The Last of Us Parte II è la prova che il videogioco può osare e sperimentare con le sue peculiarità, andando oltre i dettami del panorama mainstream

Che The Last of Us Parte II sarebbe stato un punto di svolta per il videogioco era evidente sin da prima della sua uscita. Non solo per la pesante eredità ricevuta dal primo capitolo, ma per ciò che ha generato sia per quel che riguarda il pubblico sia il medium stesso. Dopo il reveal del 2016, i trailer rilasciati durante le scorse edizioni di E3 sono stati al centro del dibattito videoludico per la violenza disturbante delle scene e per il carattere politico del titolo, dettato non soltanto dall’avere una protagonista omosessuale.

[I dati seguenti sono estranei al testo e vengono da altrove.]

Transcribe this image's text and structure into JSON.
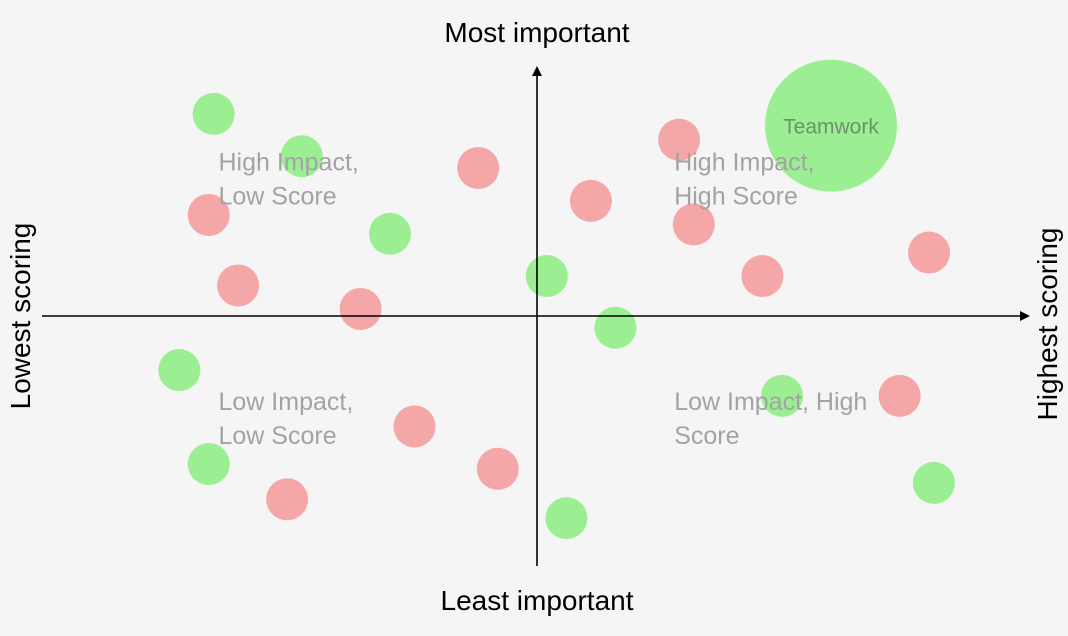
{
  "chart_data": {
    "type": "scatter",
    "title": "",
    "axes": {
      "top_label": "Most important",
      "bottom_label": "Least important",
      "left_label": "Lowest scoring",
      "right_label": "Highest scoring"
    },
    "xlim": [
      -10,
      10
    ],
    "ylim": [
      -10,
      10
    ],
    "grid": false,
    "quadrant_labels": [
      {
        "lines": [
          "High Impact,",
          "Low Score"
        ],
        "x": -6.5,
        "y": 6.2
      },
      {
        "lines": [
          "High Impact,",
          "High Score"
        ],
        "x": 2.8,
        "y": 6.2
      },
      {
        "lines": [
          "Low Impact,",
          "Low Score"
        ],
        "x": -6.5,
        "y": -4.0
      },
      {
        "lines": [
          "Low Impact, High",
          "Score"
        ],
        "x": 2.8,
        "y": -4.0
      }
    ],
    "colors": {
      "positive": "#9bef92",
      "negative": "#f5a6a6"
    },
    "points": [
      {
        "x": 6.0,
        "y": 8.1,
        "size": 3,
        "category": "positive",
        "label": "Teamwork"
      },
      {
        "x": -6.6,
        "y": 8.6,
        "size": 1,
        "category": "positive"
      },
      {
        "x": -4.8,
        "y": 6.8,
        "size": 1,
        "category": "positive"
      },
      {
        "x": -3.0,
        "y": 3.5,
        "size": 1,
        "category": "positive"
      },
      {
        "x": 0.2,
        "y": 1.7,
        "size": 1,
        "category": "positive"
      },
      {
        "x": 1.6,
        "y": -0.5,
        "size": 1,
        "category": "positive"
      },
      {
        "x": -7.3,
        "y": -2.3,
        "size": 1,
        "category": "positive"
      },
      {
        "x": 5.0,
        "y": -3.4,
        "size": 1,
        "category": "positive"
      },
      {
        "x": 8.1,
        "y": -7.1,
        "size": 1,
        "category": "positive"
      },
      {
        "x": -6.7,
        "y": -6.3,
        "size": 1,
        "category": "positive"
      },
      {
        "x": 0.6,
        "y": -8.6,
        "size": 1,
        "category": "positive"
      },
      {
        "x": 2.9,
        "y": 7.5,
        "size": 1,
        "category": "negative"
      },
      {
        "x": -1.2,
        "y": 6.3,
        "size": 1,
        "category": "negative"
      },
      {
        "x": 1.1,
        "y": 4.9,
        "size": 1,
        "category": "negative"
      },
      {
        "x": -6.7,
        "y": 4.3,
        "size": 1,
        "category": "negative"
      },
      {
        "x": 3.2,
        "y": 3.9,
        "size": 1,
        "category": "negative"
      },
      {
        "x": 8.0,
        "y": 2.7,
        "size": 1,
        "category": "negative"
      },
      {
        "x": 4.6,
        "y": 1.7,
        "size": 1,
        "category": "negative"
      },
      {
        "x": -6.1,
        "y": 1.3,
        "size": 1,
        "category": "negative"
      },
      {
        "x": -3.6,
        "y": 0.3,
        "size": 1,
        "category": "negative"
      },
      {
        "x": 7.4,
        "y": -3.4,
        "size": 1,
        "category": "negative"
      },
      {
        "x": -2.5,
        "y": -4.7,
        "size": 1,
        "category": "negative"
      },
      {
        "x": -0.8,
        "y": -6.5,
        "size": 1,
        "category": "negative"
      },
      {
        "x": -5.1,
        "y": -7.8,
        "size": 1,
        "category": "negative"
      }
    ]
  }
}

A tutto questo si aggiungono due posticipi della data d’uscita, una fuoriuscita copiosa di leak sulla trama, la glorificazione della stampa specializzata e il review bombing in parte omofobo al day-one su Metacritic.

Tutti questi risvolti hanno catalizzato l’attenzione sull’ultima fatica di Naughty Dog. Questo perché sin da subito The Last of Us Parte II è stato presentato come un titolo dal carattere maturo e inclusivo, ribadito dal game director in persona, Neil Druckmann, che per questo è stato oggetto di minacce di morte e insulti antisemiti per le sue origini israeliane.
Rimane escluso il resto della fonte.